Berlusconi fece saltare lo schema, imponendo la televisione come strumento politico primario anche fuori dai programmi istituzionali. Alimentò l’infotainment, inventò telegiornali satirici, usò canali, come Retequattro, vocandoli totalmente alla informazione politica del capo, usò sapientemente persino la pubblicità commerciale come modello antropologico (la famiglia perfetta del Mulino Bianco diventò elemento dell’ideologia berlusconiana).

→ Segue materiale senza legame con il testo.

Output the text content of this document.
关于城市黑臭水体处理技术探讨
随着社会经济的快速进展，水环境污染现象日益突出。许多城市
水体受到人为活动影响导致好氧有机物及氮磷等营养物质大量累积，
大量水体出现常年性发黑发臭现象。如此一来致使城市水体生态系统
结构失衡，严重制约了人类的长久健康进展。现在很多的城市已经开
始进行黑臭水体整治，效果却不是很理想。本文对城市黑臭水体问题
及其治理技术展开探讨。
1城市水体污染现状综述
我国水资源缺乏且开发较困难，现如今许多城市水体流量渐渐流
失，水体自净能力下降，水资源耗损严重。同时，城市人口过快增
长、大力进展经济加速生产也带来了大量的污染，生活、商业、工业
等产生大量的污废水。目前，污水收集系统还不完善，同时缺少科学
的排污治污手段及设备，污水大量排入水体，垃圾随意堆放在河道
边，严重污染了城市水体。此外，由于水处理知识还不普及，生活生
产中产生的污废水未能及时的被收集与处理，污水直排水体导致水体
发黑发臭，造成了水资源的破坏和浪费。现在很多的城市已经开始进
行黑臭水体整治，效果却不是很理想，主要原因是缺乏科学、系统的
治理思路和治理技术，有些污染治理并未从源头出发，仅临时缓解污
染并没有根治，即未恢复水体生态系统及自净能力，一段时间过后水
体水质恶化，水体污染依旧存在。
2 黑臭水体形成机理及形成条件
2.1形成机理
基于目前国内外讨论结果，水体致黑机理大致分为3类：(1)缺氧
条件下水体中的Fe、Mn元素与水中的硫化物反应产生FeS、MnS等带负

Quel pubblico è rimasto fedele ed ha rappresentato la base elettorale di riferimento di Forza Italia: è cresciuto con il leader, è invecchiato con lui. Nel frattempo è cambiato l’universo della comunicazione politica: dopo la carta stampata e la tv sono arrivati i social-media e si è totalmente frantumata la forma-partito, già fortemente in crisi con l’avvento dei leaderismi.
È nata la Terza Repubblica in cui il dato di riferimento più rilevante è rappresentato dall'allontanamento di fasce sempre più rilevanti dei cittadini dalla partecipazione politica e dal voto, soprattutto giovanili (si calcola che solo l'8% della fascia tra i 18 e i 34 anni va alle urne). Nei Comuni ormai vota meno della metà degli aventi diritto, al Parlamento qualcosa in più ma non si sa ancora per quanto. Chi vota lo fa seguendo un onda sentimentale, sempre meno una traccia razionale: è l'evoluzione del canone berlusconiano, che può contare sull’elettore «televisivo», ormai relegato solo ad un segmento di over 65, mentre i giovani considerano l'elettrodomestico solo un inutile reperto del passato.
In questo strano terreno di coltura si misurano leader, non più partiti, azioni per l’immediato, non più idee per il tempo lungo, digrignamenti di denti, non più confronti. Sarà forse l’epifania della nuova Repubblica, parecchio lontana dalle convention stile «berlusca» anni '90, ma forse varrà la pena darci tutti una regolata prima che a cascare a pezzi sia l'intero sistema.